Problem/Motivation
The 8.x change "Search removes diacritics in indexing rather than relying on database collation" described in https://www.drupal.org/node/2447357 (based on the issue at https://www.drupal.org/node/731298) is incompatible with several languages. It introduces a new removeDiacritics function, \Drupal::service('transliteration')->removeDiacritics($text), into the search_simplify function. This function is always run (both during indexing and actual searches) and removes all diacritical marks from the input text. This happens before hook_search_preprocess implementations have had a chance to affect the text, making e.g. stemming (a suggested use case for the hook) impossible when it relies on the existence of accented characters.
Some examples of common stemming algorithms that expect input to have accented characters to produce reliable results are the following Snowball stemmers:
- Swedish: cannot replace 'löst' with 'lös' in step 3 when input only has 'lost',
- Danish: similarly, in step 3, cannot replace 'løst' with 'løs',
- Italian: in step 1, 'ità' won't get removed; in step 2, 'erà', 'erò' or 'irà' won't get removed,
- Spanish: all steps rely on the existence of diacritical marks, and
- French: all steps rely on the existence of diacritical marks.

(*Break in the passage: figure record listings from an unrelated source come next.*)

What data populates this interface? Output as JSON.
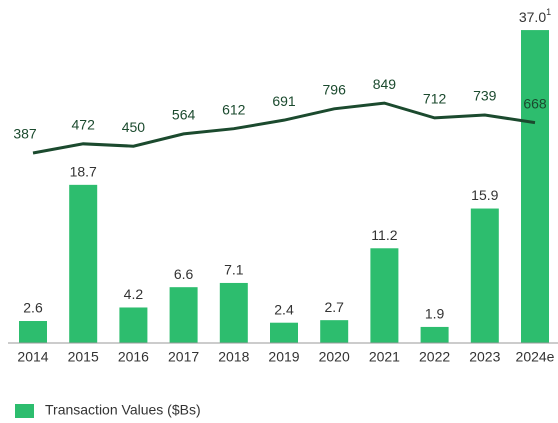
{
  "chart_data": {
    "type": "bar",
    "categories": [
      "2014",
      "2015",
      "2016",
      "2017",
      "2018",
      "2019",
      "2020",
      "2021",
      "2022",
      "2023",
      "2024e"
    ],
    "series": [
      {
        "name": "Transaction Values ($Bs)",
        "type": "bar",
        "color": "#2dbd6e",
        "values": [
          2.6,
          18.7,
          4.2,
          6.6,
          7.1,
          2.4,
          2.7,
          11.2,
          1.9,
          15.9,
          37.0
        ],
        "value_labels": [
          "2.6",
          "18.7",
          "4.2",
          "6.6",
          "7.1",
          "2.4",
          "2.7",
          "11.2",
          "1.9",
          "15.9",
          "37.0"
        ]
      },
      {
        "type": "line",
        "axis": "y2",
        "color": "#1b4a2e",
        "values": [
          387,
          472,
          450,
          564,
          612,
          691,
          796,
          849,
          712,
          739,
          668
        ]
      }
    ],
    "annotations": [
      {
        "category": "2024e",
        "text": "1"
      }
    ],
    "ylim": [
      0,
      37.6
    ],
    "y2lim": [
      -1372,
      1572
    ],
    "legend": "bottom-left"
  }
}
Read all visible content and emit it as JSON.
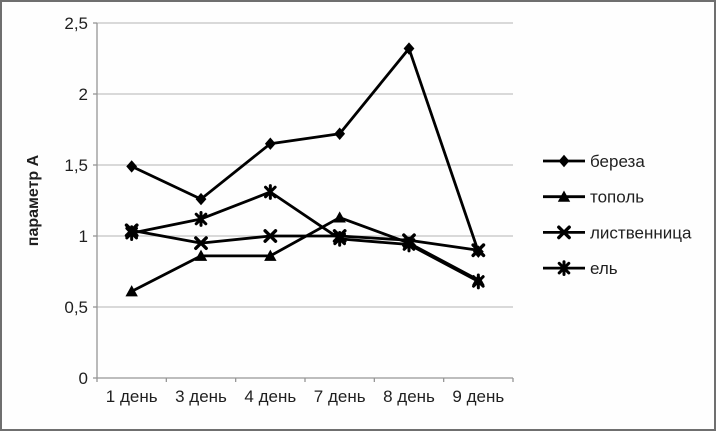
{
  "chart_data": {
    "type": "line",
    "title": "",
    "xlabel": "",
    "ylabel": "параметр А",
    "categories": [
      "1 день",
      "3 день",
      "4 день",
      "7 день",
      "8 день",
      "9 день"
    ],
    "series": [
      {
        "name": "береза",
        "marker": "diamond",
        "values": [
          1.49,
          1.26,
          1.65,
          1.72,
          2.32,
          0.89
        ]
      },
      {
        "name": "тополь",
        "marker": "triangle",
        "values": [
          0.61,
          0.86,
          0.86,
          1.13,
          0.95,
          0.69
        ]
      },
      {
        "name": "лиственница",
        "marker": "x",
        "values": [
          1.04,
          0.95,
          1.0,
          1.0,
          0.97,
          0.9
        ]
      },
      {
        "name": "ель",
        "marker": "asterisk",
        "values": [
          1.02,
          1.12,
          1.31,
          0.98,
          0.94,
          0.68
        ]
      }
    ],
    "ylim": [
      0,
      2.5
    ],
    "ytick_step": 0.5,
    "ytick_labels": [
      "0",
      "0,5",
      "1",
      "1,5",
      "2",
      "2,5"
    ],
    "grid": true,
    "legend_position": "right",
    "colors": {
      "series_line": "#000000",
      "grid_line": "#c3c3c3",
      "axis_line": "#969696",
      "text": "#1f1f1f",
      "background": "#fefefe",
      "frame_border": "#6f6f6f"
    }
  }
}
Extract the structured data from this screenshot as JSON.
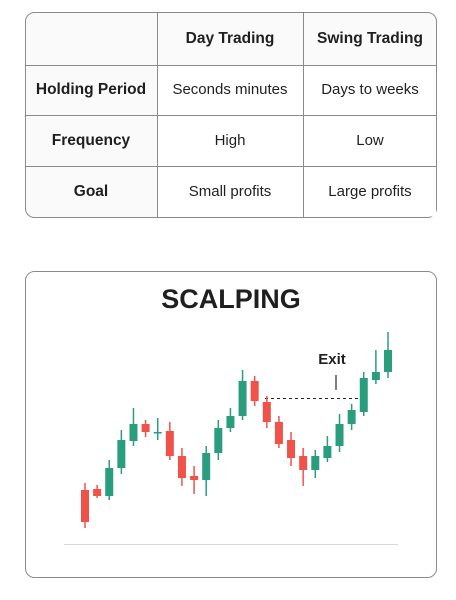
{
  "table": {
    "header": [
      "Day Trading",
      "Swing Trading"
    ],
    "rows": [
      {
        "label": "Holding Period",
        "cells": [
          "Seconds minutes",
          "Days to weeks"
        ]
      },
      {
        "label": "Frequency",
        "cells": [
          "High",
          "Low"
        ]
      },
      {
        "label": "Goal",
        "cells": [
          "Small profits",
          "Large profits"
        ]
      }
    ]
  },
  "chart_data": {
    "type": "candlestick",
    "title": "SCALPING",
    "annotation": "Exit",
    "up_color": "#2a9d7f",
    "down_color": "#f0524a",
    "ylim": [
      0,
      224
    ],
    "open": [
      54,
      55,
      48,
      76,
      103,
      120,
      111,
      113,
      88,
      68,
      64,
      91,
      116,
      128,
      163,
      142,
      122,
      104,
      88,
      74,
      86,
      98,
      120,
      132,
      164,
      172
    ],
    "high": [
      61,
      59,
      84,
      114,
      136,
      124,
      126,
      122,
      96,
      78,
      98,
      124,
      136,
      174,
      168,
      148,
      128,
      112,
      96,
      94,
      108,
      130,
      140,
      172,
      194,
      212
    ],
    "low": [
      16,
      46,
      44,
      70,
      98,
      107,
      104,
      84,
      58,
      50,
      48,
      84,
      112,
      124,
      138,
      116,
      96,
      78,
      58,
      66,
      82,
      92,
      114,
      128,
      160,
      166
    ],
    "close": [
      22,
      48,
      76,
      104,
      120,
      112,
      112,
      88,
      66,
      64,
      91,
      116,
      128,
      163,
      143,
      122,
      100,
      86,
      74,
      88,
      98,
      120,
      134,
      166,
      172,
      194
    ]
  }
}
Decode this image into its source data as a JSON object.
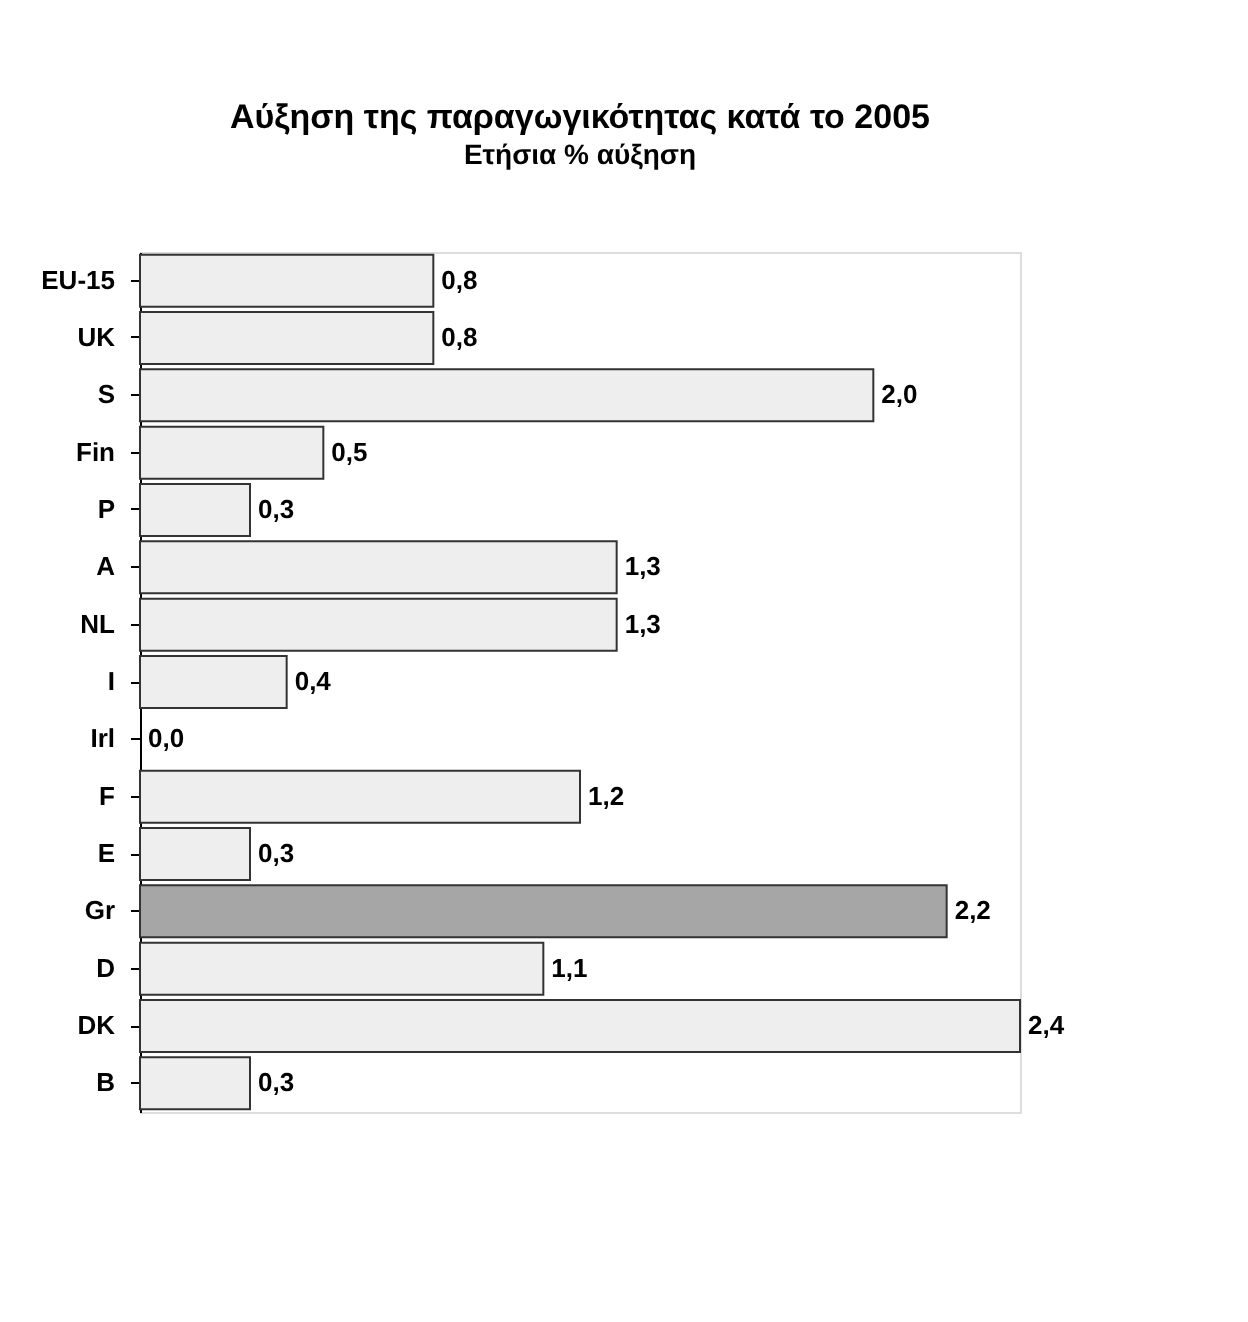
{
  "chart_data": {
    "type": "bar",
    "orientation": "horizontal",
    "title": "Αύξηση της παραγωγικότητας κατά το 2005",
    "subtitle": "Ετήσια % αύξηση",
    "categories": [
      "EU-15",
      "UK",
      "S",
      "Fin",
      "P",
      "A",
      "NL",
      "I",
      "Irl",
      "F",
      "E",
      "Gr",
      "D",
      "DK",
      "B"
    ],
    "values": [
      0.8,
      0.8,
      2.0,
      0.5,
      0.3,
      1.3,
      1.3,
      0.4,
      0.0,
      1.2,
      0.3,
      2.2,
      1.1,
      2.4,
      0.3
    ],
    "value_labels": [
      "0,8",
      "0,8",
      "2,0",
      "0,5",
      "0,3",
      "1,3",
      "1,3",
      "0,4",
      "0,0",
      "1,2",
      "0,3",
      "2,2",
      "1,1",
      "2,4",
      "0,3"
    ],
    "colors": [
      "#eeeeee",
      "#eeeeee",
      "#eeeeee",
      "#eeeeee",
      "#eeeeee",
      "#eeeeee",
      "#eeeeee",
      "#eeeeee",
      "#eeeeee",
      "#eeeeee",
      "#eeeeee",
      "#a6a6a6",
      "#eeeeee",
      "#eeeeee",
      "#eeeeee"
    ],
    "grid": false
  }
}
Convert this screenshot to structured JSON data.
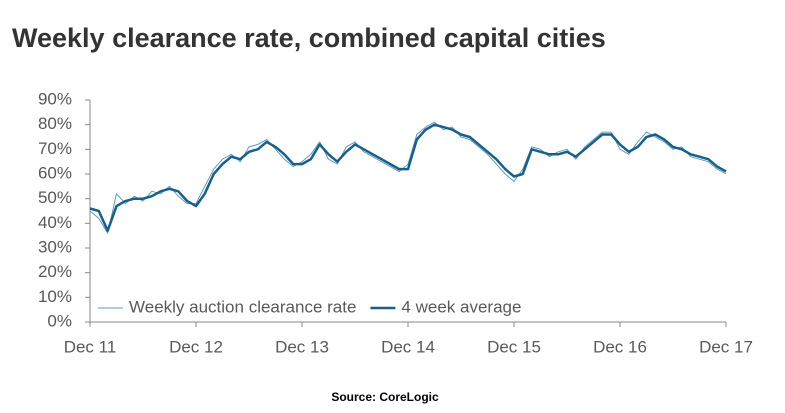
{
  "chart_data": {
    "type": "line",
    "title": "Weekly clearance rate, combined capital cities",
    "source": "Source: CoreLogic",
    "categories": [
      "Dec 11",
      null,
      null,
      null,
      null,
      null,
      null,
      null,
      null,
      null,
      null,
      null,
      "Dec 12",
      null,
      null,
      null,
      null,
      null,
      null,
      null,
      null,
      null,
      null,
      null,
      "Dec 13",
      null,
      null,
      null,
      null,
      null,
      null,
      null,
      null,
      null,
      null,
      null,
      "Dec 14",
      null,
      null,
      null,
      null,
      null,
      null,
      null,
      null,
      null,
      null,
      null,
      "Dec 15",
      null,
      null,
      null,
      null,
      null,
      null,
      null,
      null,
      null,
      null,
      null,
      "Dec 16",
      null,
      null,
      null,
      null,
      null,
      null,
      null,
      null,
      null,
      null,
      null,
      "Dec 17"
    ],
    "series": [
      {
        "name": "Weekly auction clearance rate",
        "color": "#5b9cc4",
        "width": 1,
        "values": [
          45,
          42,
          36,
          52,
          48,
          51,
          49,
          53,
          52,
          55,
          51,
          48,
          48,
          55,
          62,
          66,
          68,
          65,
          71,
          72,
          74,
          70,
          66,
          63,
          65,
          68,
          73,
          66,
          64,
          71,
          73,
          69,
          67,
          65,
          63,
          61,
          64,
          76,
          79,
          81,
          78,
          79,
          75,
          74,
          71,
          68,
          64,
          60,
          57,
          62,
          71,
          70,
          67,
          69,
          70,
          66,
          71,
          74,
          77,
          77,
          70,
          68,
          73,
          77,
          75,
          73,
          70,
          71,
          67,
          66,
          65,
          62,
          60
        ]
      },
      {
        "name": "4 week average",
        "color": "#1a5f8a",
        "width": 2.5,
        "values": [
          46,
          45,
          37,
          47,
          49,
          50,
          50,
          51,
          53,
          54,
          53,
          49,
          47,
          52,
          60,
          64,
          67,
          66,
          69,
          70,
          73,
          71,
          68,
          64,
          64,
          66,
          72,
          68,
          65,
          69,
          72,
          70,
          68,
          66,
          64,
          62,
          62,
          74,
          78,
          80,
          79,
          78,
          76,
          75,
          72,
          69,
          66,
          62,
          59,
          60,
          70,
          69,
          68,
          68,
          69,
          67,
          70,
          73,
          76,
          76,
          72,
          69,
          71,
          75,
          76,
          74,
          71,
          70,
          68,
          67,
          66,
          63,
          61
        ]
      }
    ],
    "ylim": [
      0,
      90
    ],
    "yticks": [
      {
        "value": 0,
        "label": "0%"
      },
      {
        "value": 10,
        "label": "10%"
      },
      {
        "value": 20,
        "label": "20%"
      },
      {
        "value": 30,
        "label": "30%"
      },
      {
        "value": 40,
        "label": "40%"
      },
      {
        "value": 50,
        "label": "50%"
      },
      {
        "value": 60,
        "label": "60%"
      },
      {
        "value": 70,
        "label": "70%"
      },
      {
        "value": 80,
        "label": "80%"
      },
      {
        "value": 90,
        "label": "90%"
      }
    ],
    "grid": false,
    "legend": "bottom-left"
  }
}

Removing diacritics in the actual search phase also makes the search too greedy, producing results not related to what the user was searching for.
Proposed resolution
There are several possibilities:
- Don't remove diacritical marks.
- Make removing them optional per language (and probably per diacritical mark for best results) as originally planned in the linked issue, with sensible defaults.
- Run diacritical mark removal function after hook_search_preprocess implementations.
Workaround
It's possible to change the provider of the transliteration service to a custom class. This custom class can extend PhpTransliteration to retain all of its functionality, but have its own removeDiacritics function that does not alter the input text. This function will get called instead of the one in PhpTransliteration.
| Comment | File | Size | Author |
|---|---|---|---|
| #4 | drupal-search-diacritics.PNG | 38.74 KB | ataimist |
Comments
Comment #2
ataimist commentedComment #3
ataimist commentedComment #4
ataimist commentedClarified issue description per discussion in https://www.drupal.org/node/731298#comment-11973067 & added screenshot. Moved search fuzzy matching problem to new issue: https://www.drupal.org/node/2858595
Comment #5
ataimist commentedComment #18
smustgrave commentedThank you for reporting this problem. We rely on issue reports like this one to resolve bugs and improve Drupal core.
Since there has been no activity here for over 8 years we are asking if this problem persists on a currently supported version of Drupal. To help, add a comment explaining if the problem still occurs or not. Any extra detail you can provide can help others who experienced this.
Since we need more information to move forward with this issue, the status is now Postponed (maintainer needs more info). If we don't receive additional information to help with the issue, it may be closed after three months.
Thanks!
Comment #20
quietone commentedAnother 6 months and no indication if this is still valid. Therefor, I am closing this issue.
If this is incorrect, re-open the issue. Or you can create a new issue and reference this one.